Back to school
With the month of August coming to an end, schools, colleges and universities all over the country are starting up again. For IT departments in higher education, it means that the busiest part of the year is over. Because the effect of service degradation is the lowest, the summer break is the time where most large projects are undertaken. For many schools this means infrastructure upgrades, upgrading/restoring labs, getting new faculty equipment ready in time for the new school year, etc.
For us as information security professionals, the summer is a good time to review our IT policies, revise them where necessary and get them approved by management and rolled out to our constituencies.
This year, we put the emphasis on revising our acceptable use policy and developing a new policy which was designed to reduce the amount of rogue networking equipment connected to our network. These two policies will be the topic of another post.
Having developed new and existing policies during the summer, the beginning of the school year is a good time for a security awareness campaign. When students come back after the break, they are a prime target for a campaign that explains proper use of IT infrastructure, or more importantly, improper use.
In our case, we are kicking off with a five-week poster campaign. Each week, we'll be putting up different posters covering different themes. This year's themes are:
- Protect your data: make backups often and keep them safe
- Sharing copyrighted files is usually illegal, and your are not anonymous
- Don't become a victim of phishing. Think before sharing personal information via mail, email, telephone, the web or phone. Always verify who you are sharing it with
- Before you click, ask yourself: is it safe? Be ware of unexpected email attachments and unknown websites
- You count on your password to keep your data and identity safe.
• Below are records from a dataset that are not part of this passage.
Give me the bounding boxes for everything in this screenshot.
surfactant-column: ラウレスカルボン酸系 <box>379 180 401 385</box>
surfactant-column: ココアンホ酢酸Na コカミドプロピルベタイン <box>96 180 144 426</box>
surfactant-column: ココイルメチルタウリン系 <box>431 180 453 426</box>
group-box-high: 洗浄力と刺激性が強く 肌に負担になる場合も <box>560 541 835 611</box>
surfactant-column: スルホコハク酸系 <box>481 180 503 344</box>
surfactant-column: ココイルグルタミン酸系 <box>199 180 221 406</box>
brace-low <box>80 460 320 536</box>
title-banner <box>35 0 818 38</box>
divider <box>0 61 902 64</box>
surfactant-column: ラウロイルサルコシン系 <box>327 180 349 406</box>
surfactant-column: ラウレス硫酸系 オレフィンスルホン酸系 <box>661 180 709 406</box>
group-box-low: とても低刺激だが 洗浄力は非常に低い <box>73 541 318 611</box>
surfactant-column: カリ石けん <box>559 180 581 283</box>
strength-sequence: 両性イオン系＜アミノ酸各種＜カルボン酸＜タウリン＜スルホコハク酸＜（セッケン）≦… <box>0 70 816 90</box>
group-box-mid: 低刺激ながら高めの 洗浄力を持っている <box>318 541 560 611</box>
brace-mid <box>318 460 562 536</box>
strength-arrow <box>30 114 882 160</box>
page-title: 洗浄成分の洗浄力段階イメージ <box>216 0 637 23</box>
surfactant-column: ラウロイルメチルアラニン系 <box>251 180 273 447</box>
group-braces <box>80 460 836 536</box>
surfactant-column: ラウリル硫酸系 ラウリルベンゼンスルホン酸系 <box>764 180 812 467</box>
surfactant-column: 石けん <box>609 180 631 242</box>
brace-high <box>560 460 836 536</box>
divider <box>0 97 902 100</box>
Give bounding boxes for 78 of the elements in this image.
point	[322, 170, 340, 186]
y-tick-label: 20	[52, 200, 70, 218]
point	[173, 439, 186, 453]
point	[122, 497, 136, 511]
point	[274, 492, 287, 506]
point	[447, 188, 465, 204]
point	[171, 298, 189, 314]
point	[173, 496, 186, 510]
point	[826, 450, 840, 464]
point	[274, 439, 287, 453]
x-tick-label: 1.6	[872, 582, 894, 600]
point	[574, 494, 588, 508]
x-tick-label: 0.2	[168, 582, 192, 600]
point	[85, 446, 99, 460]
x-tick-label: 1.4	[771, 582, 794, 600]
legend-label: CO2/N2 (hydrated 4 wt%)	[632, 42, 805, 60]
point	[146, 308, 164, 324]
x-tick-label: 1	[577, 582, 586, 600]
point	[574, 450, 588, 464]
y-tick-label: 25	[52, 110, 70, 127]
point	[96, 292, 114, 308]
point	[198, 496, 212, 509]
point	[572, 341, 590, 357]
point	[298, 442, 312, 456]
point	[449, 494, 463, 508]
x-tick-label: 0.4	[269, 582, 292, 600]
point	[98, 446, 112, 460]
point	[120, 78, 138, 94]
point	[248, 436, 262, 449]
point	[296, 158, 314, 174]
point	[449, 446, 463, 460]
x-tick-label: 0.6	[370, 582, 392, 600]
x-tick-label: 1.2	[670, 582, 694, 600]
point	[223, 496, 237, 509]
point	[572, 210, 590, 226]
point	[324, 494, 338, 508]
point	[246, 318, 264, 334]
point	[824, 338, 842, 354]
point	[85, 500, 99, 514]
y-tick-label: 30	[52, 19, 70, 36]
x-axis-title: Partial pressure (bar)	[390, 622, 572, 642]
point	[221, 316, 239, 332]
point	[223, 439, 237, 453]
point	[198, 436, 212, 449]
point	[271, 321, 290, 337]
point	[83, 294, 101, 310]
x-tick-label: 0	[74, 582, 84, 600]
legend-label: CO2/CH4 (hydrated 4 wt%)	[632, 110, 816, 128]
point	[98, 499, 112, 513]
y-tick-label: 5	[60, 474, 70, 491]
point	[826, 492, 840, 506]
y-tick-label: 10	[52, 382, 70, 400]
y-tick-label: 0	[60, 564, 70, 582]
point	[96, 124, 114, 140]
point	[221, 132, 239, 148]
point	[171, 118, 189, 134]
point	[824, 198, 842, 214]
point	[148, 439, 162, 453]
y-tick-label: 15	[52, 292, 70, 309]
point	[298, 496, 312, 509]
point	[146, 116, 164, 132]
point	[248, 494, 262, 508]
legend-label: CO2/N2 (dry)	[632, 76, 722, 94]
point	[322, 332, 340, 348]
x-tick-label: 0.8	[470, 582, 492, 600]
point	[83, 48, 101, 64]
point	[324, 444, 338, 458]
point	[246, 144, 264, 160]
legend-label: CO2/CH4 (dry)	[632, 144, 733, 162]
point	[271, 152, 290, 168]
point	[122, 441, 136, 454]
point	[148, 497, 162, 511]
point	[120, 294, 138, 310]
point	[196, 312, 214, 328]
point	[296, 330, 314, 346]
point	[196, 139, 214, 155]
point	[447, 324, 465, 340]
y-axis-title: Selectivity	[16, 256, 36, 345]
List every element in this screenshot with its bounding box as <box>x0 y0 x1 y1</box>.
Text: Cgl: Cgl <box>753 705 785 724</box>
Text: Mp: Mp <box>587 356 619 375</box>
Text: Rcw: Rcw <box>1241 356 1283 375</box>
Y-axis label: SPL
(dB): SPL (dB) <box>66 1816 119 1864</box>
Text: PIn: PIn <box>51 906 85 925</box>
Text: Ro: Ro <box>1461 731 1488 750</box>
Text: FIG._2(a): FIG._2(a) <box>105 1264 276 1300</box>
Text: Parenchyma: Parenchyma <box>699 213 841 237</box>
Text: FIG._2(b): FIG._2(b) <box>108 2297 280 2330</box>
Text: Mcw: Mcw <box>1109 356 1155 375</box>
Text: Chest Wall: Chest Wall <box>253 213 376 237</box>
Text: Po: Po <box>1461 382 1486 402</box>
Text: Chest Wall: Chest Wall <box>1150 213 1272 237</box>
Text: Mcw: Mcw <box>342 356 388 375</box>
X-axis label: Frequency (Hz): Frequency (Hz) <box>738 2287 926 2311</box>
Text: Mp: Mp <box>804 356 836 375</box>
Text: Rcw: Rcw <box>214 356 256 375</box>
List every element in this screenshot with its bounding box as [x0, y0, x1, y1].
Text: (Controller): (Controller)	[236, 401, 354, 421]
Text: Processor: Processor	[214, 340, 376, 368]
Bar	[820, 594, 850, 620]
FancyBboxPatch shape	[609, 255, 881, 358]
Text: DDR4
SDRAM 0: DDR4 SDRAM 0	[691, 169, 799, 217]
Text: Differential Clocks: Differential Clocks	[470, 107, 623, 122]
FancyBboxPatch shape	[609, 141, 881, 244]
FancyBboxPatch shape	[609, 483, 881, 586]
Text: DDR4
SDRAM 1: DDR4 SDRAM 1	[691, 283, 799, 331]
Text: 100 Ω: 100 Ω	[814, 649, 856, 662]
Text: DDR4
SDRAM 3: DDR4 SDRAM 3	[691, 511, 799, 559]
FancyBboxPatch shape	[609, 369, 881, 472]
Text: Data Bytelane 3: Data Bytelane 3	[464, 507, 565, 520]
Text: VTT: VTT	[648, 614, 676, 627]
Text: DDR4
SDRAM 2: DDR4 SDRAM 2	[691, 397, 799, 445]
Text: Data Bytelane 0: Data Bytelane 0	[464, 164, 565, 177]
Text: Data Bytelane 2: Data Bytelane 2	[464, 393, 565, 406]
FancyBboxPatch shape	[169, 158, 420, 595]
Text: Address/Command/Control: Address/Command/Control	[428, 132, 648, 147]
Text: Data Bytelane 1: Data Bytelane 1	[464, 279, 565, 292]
Return the favor- Don't share your password with anyone
The posters have all been designed in-house, and they look awesome.
Since our primary audience consists predominantly of freshmen, it is near impossible to get a good baseline in place. As such, we'll have to measure the success of the campaign by comparing the number of incidents per constituent compared to last year. Hopefully it will be lower.
Having said that, we'll have to compensate (somehow ) for the fact that by increasing security awareness, the amount of incidents that is actually reported usually goes up too.
After these five weeks, we'll be in the first week of October, which is security awareness month. Throughout October, we will provide education and training in the form of targeted workshops and seminars for students and employees.
Hopefully this will put us in a position where the people who are using IT resources to handle sensitive information are aware of the fact that they are doing so, and behave accordingly.